Filing for Social Security Disability with a Dermatomyositis diagnosis

Dermatomyositis has been identified by the Social Security Administration as one of the conditions that can qualify a person to receive Social Security Disability Insurance or Supplemental Security Income. In their impairment listing manual (also called the “Blue Book”), the SSA spells out the criteria they use to determine whether or not a person meets their definition for disability. In the case of Dermatomyositis, these criteria are:

  • Muscle weakness in the pelvis or shoulder areas that causes the inability to walk or perform large and small movements effectively such that activities of daily living are profoundly impacted, or
  • Dysphagia with aspiration resulting from muscle weakness, or
  • Breathing problems caused by weakness of the diaphragm or intercostal muscles (muscles between the ribs), or
  • Repeated episodes of dermatomyositis, including a minimum of 2 of the constitutional symptoms and one of the following
    • Impact to the activities of daily living
    • Impact to social function
    • Inability to complete tasks effectively due to inability to follow through for physical, mental or psychological reasons

Dermatomyositis may be diagnosed through a number of different methods. Often, the distinctive rash can form the basis for a diagnosis. The disease can also be revealed through Magnetic Resonance Imaging (MRI), where the inflammation and myopathy can be detected. Other diagnostic methods such as blood tests, muscle biopsies, skin tests, and electromyography can be used to definitively diagnose the presence of Dermatomyositis.

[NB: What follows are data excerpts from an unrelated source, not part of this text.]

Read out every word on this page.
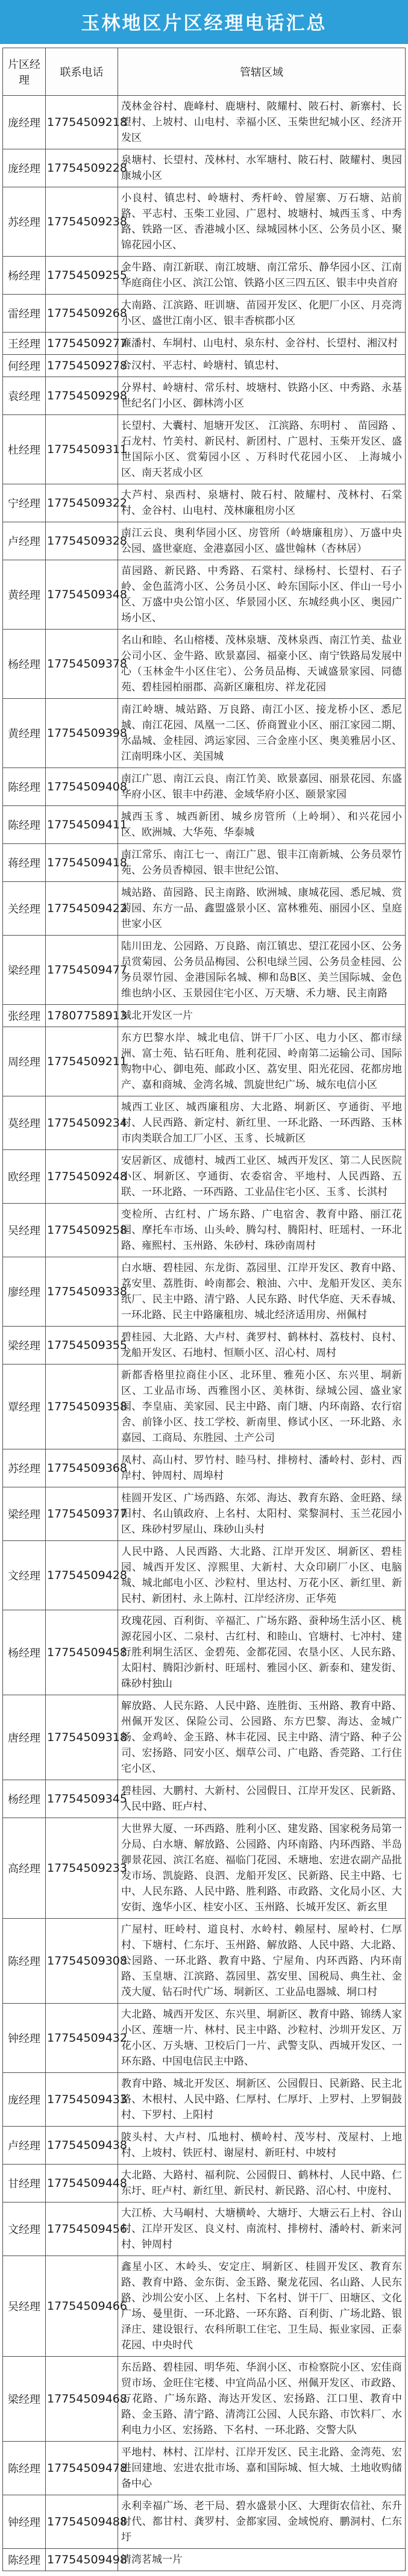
玉林地区片区经理电话汇总
片区经理	联系电话	管辖区域
庞经理	17754509218	茂林金谷村、鹿峰村、鹿塘村、陂耀村、陂石村、新寨村、长望村、上坡村、山电村、幸福小区、玉柴世纪城小区、经济开发区
庞经理	17754509228	泉塘村、长望村、茂林村、水军塘村、陂石村、陂耀村、奥园康城小区
苏经理	17754509238	小良村、镇忠村、岭塘村、秀杆岭、曾屋寨、万石塘、站前路、平志村、玉柴工业园、广恩村、坡塘村、城西玉豸、中秀路、铁路一区、香港城小区、绿城园林小区、公务员小区、聚锦花园小区、
杨经理	17754509255	金牛路、南江新联、南江坡塘、南江常乐、静华园小区、江南华庭商住小区、滨江公馆、铁路小区三四五区、银丰中央首府
雷经理	17754509268	大南路、江滨路、旺训塘、苗园开发区、化肥厂小区、月亮湾小区、盛世江南小区、银丰香槟郡小区
王经理	17754509277	廉潘村、车垌村、山电村、泉东村、金谷村、长望村、湘汉村
何经理	17754509278	合汉村、平志村、岭塘村、镇忠村、
袁经理	17754509298	分界村、岭塘村、常乐村、坡塘村、铁路小区、中秀路、永基世纪名门小区、御林湾小区
杜经理	17754509311	长望村、大囊村、旭塘开发区、 江滨路、东明村 、 苗园路 、 石龙村、竹美村、新民村、新团村、广恩村、玉柴开发区、盛世国际小区、赏菊园小区 、万科时代花园小区、 上海城小区、南天茗成小区
宁经理	17754509322	大芦村、泉西村、泉塘村、陂石村、陂耀村、茂林村、石棠村、金谷村、山电村、茂林廉租房小区
卢经理	17754509328	南江云良、奥利华园小区、房管所（岭塘廉租房）、万盛中央公园、盛世豪庭、金港嘉园小区、盛世翰林（杏林居）
黄经理	17754509348	苗园路、新民路、中秀路、石棠村、绿杨村、长望村、石子岭、金色蓝湾小区、公务员小区、岭东国际小区、伴山一号小区、万盛中央公馆小区、华景园小区、东城经典小区、奥园广场小区、
杨经理	17754509378	名山和睦、名山榕楼、茂林泉塘、茂林泉西、南江竹美、盐业公司小区、金牛路、欧景嘉园、福豪小区、南宁铁路局发展中心（玉林金牛小区住宅）、公务员品梅、天诚盛景家园、同德苑、碧桂园柏丽郡、高新区廉租房、祥龙花园
黄经理	17754509398	南江岭塘、城站路、万良路、南江小区、接龙桥小区、悉尼城、南江花园、凤凰一二区、侨商置业小区、丽江家园二期、水晶城、金桂园、鸿运家园、三合金座小区、奥美雅居小区、江南明珠小区、美国城
陈经理	17754509408	南江广恩、南江云良、南江竹美、欧景嘉园、丽景花园、东盛华府小区、银丰中药港、金域华府小区、颐景家园
陈经理	17754509411	城西玉豸、城西新团、城乡房管所（上岭垌）、和兴花园小区、欧洲城、大华苑、华泰城
蒋经理	17754509418	南江常乐、南江七一、南江广恩、银丰江南新城、公务员翠竹苑、公务员香樟园、银丰世纪公馆、
关经理	17754509422	城站路、苗园路、民主南路、欧洲城、康城花园、悉尼城、赏菊园、东方一品、鑫盟盛景小区、富林雅苑、丽园小区、皇庭世家小区
梁经理	17754509477	陆川田龙、公园路、万良路、南江镇忠、望江花园小区、公务员赏菊园、公务员品梅园、公积电绿兰园、公务员金桂园、公务员翠竹园、金港国际名城、柳和岛B区、美兰国际城、金色维也纳小区、玉景园住宅小区、万天塘、禾力塘、民主南路
张经理	17807758913	城北开发区一片
周经理	17754509211	东方巴黎水岸、城北电信、饼干厂小区、电力小区、都市绿洲、富士苑、钻石旺角、胜利花园、岭南第二运输公司、国际购物中心、御电苑、邮政小区、荔安里、阳光花园、花都房地产、嘉和商城、金湾名城、凯旋世纪广场、城东电信小区
莫经理	17754509234	城西工业区、城西廉租房、大北路、垌新区、亨通街、平地村、人民西路、新定村、新红里、一环北路、一环西路、玉林市肉类联合加工厂小区、玉豸、长城新区
欧经理	17754509248	安居新区、成德村、城西工业区、城西开发区、第二人民医院小区、垌新区、亨通街、农委宿舍、平地村、人民西路、五联、一环北路、一环西路、工业品住宅小区、玉豸、长淇村
吴经理	17754509258	变检所、古红村、广场东路、广电宿舍、教育中路、丽江花园、摩托车市场、山头岭、腾勾村、腾阳村、旺瑶村、一环北路、雍熙村、玉州路、朱砂村、珠砂南周村
廖经理	17754509338	白水塘、碧桂园、东龙街、荔园里、江岸开发区、教育中路、荔安里、荔胜街、岭南都会、粮油、六中、龙船开发区、美东纸厂、民主中路、清宁路、人民东路、时代华庭、天禾春城、一环北路、民主中路廉租房、城北经济适用房、州佩村
梁经理	17754509355	碧桂园、大北路、大卢村、龚罗村、鹤林村、荔枝村、良村、龙船开发区、石地村、恒顺小区、沼心村、周村
覃经理	17754509358	新都香格里拉商住小区、北环里、雅苑小区、东兴里、垌新区、工业品市场、西雅图小区、美林街、绿城公园、盛业家园、李皇庙、美家园、民主中路、南门塘、内环南路、农行宿舍、前锋小区、技工学校、新南里、修试小区、一环北路、永嘉园、工商局、东胜园、土产公司
苏经理	17754509368	凤村、高山村、罗竹村、睦马村、排榜村、潘岭村、彭村、西岸村、钟周村、周埠村
梁经理	17754509377	桂圆开发区、广场西路、东郊、海达、教育东路、金旺路、绿阳村、名山镇政府、上名村、太阳村、棠黎洞村、玉兰花园小区、珠砂村罗屋山、珠砂山头村
文经理	17754509428	人民中路、人民西路、大北路、江岸开发区、垌新区、碧桂园、城西开发区、淳熙里、大新村、大众印刷厂小区、电脑城、城北邮电小区、沙粒村、里达村、万花小区、新红里、新民村、新团村、永上陈村、江岸经济房、正华苑
杨经理	17754509458	玫瑰花园、百利街、辛福汇、广场东路、蚕种场生活小区、桃源花园小区、二泉村、古红村、和睦山、官塘村、七冲村、建行胜利垌生活区、金碧苑、金都花园、农垦小区、人民东路、太阳村、腾阳沙新村、旺瑶村、雅园小区、新泰和、建发街、硃砂村独山
唐经理	17754509318	解放路、人民东路、人民中路、连胜街、玉州路、教育中路、州佩开发区、保险公司、公园路、东方巴黎、海达、金城广场、金鸡岭、金玉路、林丰花园、民主中路、清宁路、种子公司、宏扬路、同安小区、烟草公司、广电路、香莞路、工行住宅小区、
杨经理	17754509345	碧桂园、大鹏村、大新村、公园假日、江岸开发区、民新路、人民中路、旺卢村、
高经理	17754509233	大世界大厦、一环西路、胜利小区、建发路、国家税务局第一分局、白水塘、解放路、公园路、内环南路、内环西路、半岛御景花园、滨江名庭、福临门花园、禾塘地、宏进农副产品批发市场、凯旋路、良泗、龙船开发区、民新路、民主中路、七中、人民东路、人民中路、胜利路、市政路、文化局小区、大安街、逸华小区、桂安小区、玉州路、长城开发区、新玄里
陈经理	17754509308	广屋村、旺岭村、道良村、水岭村、赖屋村、屋岭村、仁厚村、下塘村、仁东圩、玉州路、解放路、人民中路、大北路、公园路、一环北路、教育中路、宁屋角、内环西路、内环南路、玉皇塘、江滨路、荔园里、荔安里、国税局、典生社、金茂大厦、钻石时代广场、垌新区、工业品电器城、垌口村
钟经理	17754509432	大北路、城西开发区、东兴里、垌新区、教育中路、锦绣人家小区、莲塘一片、林村、民主中路、沙粒村、沙圳开发区、万花小区、万头塘、卫校后门一片、武警支队、西城开发区、一环东路、中国电信民主中路、
庞经理	17754509433	教育中路、城北开发区、垌新区、公园假日、民新路、民主北路、木根村、人民中路、仁厚村、仁厚圩、上罗村、上罗铜鼓村、下罗村、上阳村
卢经理	17754509438	陂头村、大卢村、瓜地村、横岭村、茂岑村、茂屋村、上地村、上坡村、铁匠村、谢屋村、新旺村、中坡村
甘经理	17754509448	大北路、大路村、福利院、公园假日、鹤林村、人民中路、仁东圩、旺卢村、新红里、新民村、新民路、沼心村、中庞村、
文经理	17754509456	大江桥、大马峒村、大塘横岭、大塘圩、大塘云石上村、谷山村、江岸开发区、良义村、南流村、排榜村、潘岭村、新来河村、钟周村
吴经理	17754509466	鑫星小区、木岭头、安定庄、垌新区、桂圆开发区、教育东路、教育中路、金东街、金玉路、聚龙花园、名山路、人民东路、沙圳公安小区、上名村、下名村、饼干厂、田塘区、文化广场、曼里街、一环北路、一环东路、百利街、广场北路、银泽庄、建设银行、农科所职工住宅、卫生局、振业家园、正泰花园、中央时代
梁经理	17754509468	东岳路、碧桂园、明华苑、华润小区、市检察院小区、宏佳商贸市场、金旺住宅楼、中宜尚品小区、州佩开发区、市政路、万花路、广场东路、海达开发区、宏扬路、江口里、教育中路、金玉路、清宁路、清湾江公园、人民东路、市饮料厂、水利电力小区、宏扬路、下名村、一环北路、交警大队
陈经理	17754509478	平地村、林村、江岸村、江岸开发区、民主北路、金湾苑、宏进回建地、宏进农批市场、嘉和国际城、恒大城、土地收购储备中心
钟经理	17754509488	永利幸福广场、老干局、碧水盛景小区、大理街农信社、东升时代、都甘村、龚罗村、金都家园、金域悦府、鹏洞村、仁东圩
陈经理	17754509498	清湾茗城一片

Your Dermatomyositis Disability Case

If you have been diagnosed with Dermatomyositis and find yourself unable to work due to the symptoms from it, there is a good chance that you may be qualified to receive Social Security Disability benefits. Because the application and approval process for benefits can quickly become very complicated, it is strongly suggested that you seek the services of a Social Security Disability attorney or advocate.

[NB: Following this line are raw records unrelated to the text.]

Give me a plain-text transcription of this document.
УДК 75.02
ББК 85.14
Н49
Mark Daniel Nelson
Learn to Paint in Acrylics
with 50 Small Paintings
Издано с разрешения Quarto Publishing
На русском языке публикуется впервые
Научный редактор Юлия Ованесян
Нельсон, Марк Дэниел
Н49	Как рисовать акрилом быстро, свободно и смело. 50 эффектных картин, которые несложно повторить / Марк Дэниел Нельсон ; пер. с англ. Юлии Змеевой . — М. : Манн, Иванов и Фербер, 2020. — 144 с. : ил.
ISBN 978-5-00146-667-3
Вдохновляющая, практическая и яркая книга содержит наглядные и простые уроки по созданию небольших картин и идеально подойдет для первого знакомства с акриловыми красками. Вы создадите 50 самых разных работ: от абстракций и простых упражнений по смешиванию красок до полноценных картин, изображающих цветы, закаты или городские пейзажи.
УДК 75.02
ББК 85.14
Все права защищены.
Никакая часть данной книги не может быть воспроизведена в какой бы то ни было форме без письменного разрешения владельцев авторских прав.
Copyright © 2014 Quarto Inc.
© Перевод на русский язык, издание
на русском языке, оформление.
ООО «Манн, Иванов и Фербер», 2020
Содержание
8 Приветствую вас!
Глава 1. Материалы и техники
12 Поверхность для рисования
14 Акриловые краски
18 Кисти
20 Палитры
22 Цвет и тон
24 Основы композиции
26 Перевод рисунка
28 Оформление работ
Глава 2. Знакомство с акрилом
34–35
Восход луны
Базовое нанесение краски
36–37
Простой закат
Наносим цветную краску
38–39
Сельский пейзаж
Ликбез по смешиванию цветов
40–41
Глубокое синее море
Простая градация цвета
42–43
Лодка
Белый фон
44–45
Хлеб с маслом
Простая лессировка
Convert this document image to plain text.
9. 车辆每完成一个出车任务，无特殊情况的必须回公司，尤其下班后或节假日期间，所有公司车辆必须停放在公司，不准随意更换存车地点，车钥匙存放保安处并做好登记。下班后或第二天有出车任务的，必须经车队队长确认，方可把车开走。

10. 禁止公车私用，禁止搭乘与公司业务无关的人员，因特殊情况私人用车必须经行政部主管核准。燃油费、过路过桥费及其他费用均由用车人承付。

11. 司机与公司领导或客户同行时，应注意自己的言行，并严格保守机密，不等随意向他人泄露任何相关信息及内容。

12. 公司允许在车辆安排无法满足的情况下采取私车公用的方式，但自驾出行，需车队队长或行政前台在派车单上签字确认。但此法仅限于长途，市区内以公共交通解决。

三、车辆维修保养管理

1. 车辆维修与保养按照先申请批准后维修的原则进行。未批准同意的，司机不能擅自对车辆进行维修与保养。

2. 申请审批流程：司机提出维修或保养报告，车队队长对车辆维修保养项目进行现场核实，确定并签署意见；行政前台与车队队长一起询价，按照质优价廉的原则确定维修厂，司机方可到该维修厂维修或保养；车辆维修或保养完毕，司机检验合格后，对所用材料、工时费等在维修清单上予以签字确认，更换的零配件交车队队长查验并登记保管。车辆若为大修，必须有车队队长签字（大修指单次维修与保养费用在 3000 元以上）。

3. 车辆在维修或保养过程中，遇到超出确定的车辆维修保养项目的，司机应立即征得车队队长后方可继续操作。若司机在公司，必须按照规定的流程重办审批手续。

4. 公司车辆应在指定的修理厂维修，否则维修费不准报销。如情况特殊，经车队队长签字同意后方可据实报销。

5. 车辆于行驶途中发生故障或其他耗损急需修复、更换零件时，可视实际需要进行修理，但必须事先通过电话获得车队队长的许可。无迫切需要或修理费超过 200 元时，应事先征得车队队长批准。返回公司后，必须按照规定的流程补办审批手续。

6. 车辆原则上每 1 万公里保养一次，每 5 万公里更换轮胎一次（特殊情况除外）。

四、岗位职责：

As with any government program geared toward helping people who need it, the Social Security system is vulnerable to misuse by people who don’t have a genuine need for it. As a result of trying to weed out this fraud, as many as 70% of the applications submitted for the first time are denied. The majority of these applications are denied simply because the paperwork isn’t filled out correctly or because some documentation is missing. If you are suffering with Dermatomyositis and your symptoms are such that they qualify you to receive disability benefits, an experienced Social Security Disability lawyer knows how to complete your application paperwork so that you don’t have to wait longer than necessary for your benefits to be on their way to you.